We're Building This Castle
My present apartment was fine for me alone that first year, when I was looking for a wife. The location was perfect, right on the Volga River, at the center of the transportation net, near the parks, stores, cafes, theaters, concert halls, saunas, pool halls, gambling casinos, libraries, topless joints, museums, universities, and everything that makes Tver a very nice city. The rent wasn't bad, $130 a month (furnished) including heat, water, lights, and telephone. For some photos of Tver, check out my City Tver image gallery. But with a beautiful wife, a pretty daughter, and a dog that wins beauty contests, it was sort of crowded. We spent a year debating what we wanted to do. A luxury apartment? A fine house? The usual Russian apartment and dacha (country house) combination? I eventually noticed that building costs here are very low. Plumbers work for around a dollar an hour, and if you buy locally made products, they too are inexpensive. Bricks made in the local factory sell for three cents each. But you have to buy white ones.

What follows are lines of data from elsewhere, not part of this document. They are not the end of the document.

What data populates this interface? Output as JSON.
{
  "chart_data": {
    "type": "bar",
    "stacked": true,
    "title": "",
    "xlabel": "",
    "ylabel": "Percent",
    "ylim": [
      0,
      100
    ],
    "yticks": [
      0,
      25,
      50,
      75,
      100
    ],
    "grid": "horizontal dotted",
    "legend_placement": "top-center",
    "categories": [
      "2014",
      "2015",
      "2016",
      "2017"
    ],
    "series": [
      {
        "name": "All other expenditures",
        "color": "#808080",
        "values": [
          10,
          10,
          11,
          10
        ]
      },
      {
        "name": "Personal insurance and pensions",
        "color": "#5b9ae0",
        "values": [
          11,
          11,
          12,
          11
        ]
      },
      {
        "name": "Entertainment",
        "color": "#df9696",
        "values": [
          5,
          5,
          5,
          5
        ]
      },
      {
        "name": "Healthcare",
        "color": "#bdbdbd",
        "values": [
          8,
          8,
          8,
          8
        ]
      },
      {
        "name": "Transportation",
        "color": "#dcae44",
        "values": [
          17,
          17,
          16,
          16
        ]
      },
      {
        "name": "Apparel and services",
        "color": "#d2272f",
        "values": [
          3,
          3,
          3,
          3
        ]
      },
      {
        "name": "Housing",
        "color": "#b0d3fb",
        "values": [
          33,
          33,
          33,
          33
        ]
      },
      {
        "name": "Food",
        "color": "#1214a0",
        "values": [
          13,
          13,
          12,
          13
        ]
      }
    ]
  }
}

Red Bricks, made in St.Petersburg, cost three times as much. I did some back of the envelope computing and convinced myself that I could build the castle of my dreams, cheap! There turned out to be some catches. In America, if somebody owns some empty land free and clear, and you are paying cash, the deal can be filed and completed in twenty minutes. In Russia, the bureaucracy is even worse than that in the US. Hard to believe, I know. Things can happen fast in America. When a friend of mine in California ordered a house a while ago, he was guaranteed completion in eight weeks. Our construction started 16 months ago, and it likely won't be done for another year. Then again, Rodger isn't getting masonry walls three feet thick! And mostly, you can get a mortgage in the US. Rodger put $500 down and signed the deal. Mortgages seem to be illegal in Russia. You want it, you pay cash. So since I couldn't mortgage the castle, I had to mortgage myself. I promised to write five more books for Mr. Baen.
We still don't have the roof on, and then there are still the windows, doors, the interiors, the draw bridge, the mote, the outer walls, the gardens, the peacocks and the unicorns, and dozens of other necessary things. We are pressing forth earnestly, and some day, some day, even the wine cellar will be filled. The armored knights should be easy enough. I'll just set up a local version of the SCA. And Tver is filthy with lovely maidens who can easily be put in distress. The place will have three main bedrooms, five guest rooms, and six cubbyholes up in the garret. Plus the servant's quarters, of course.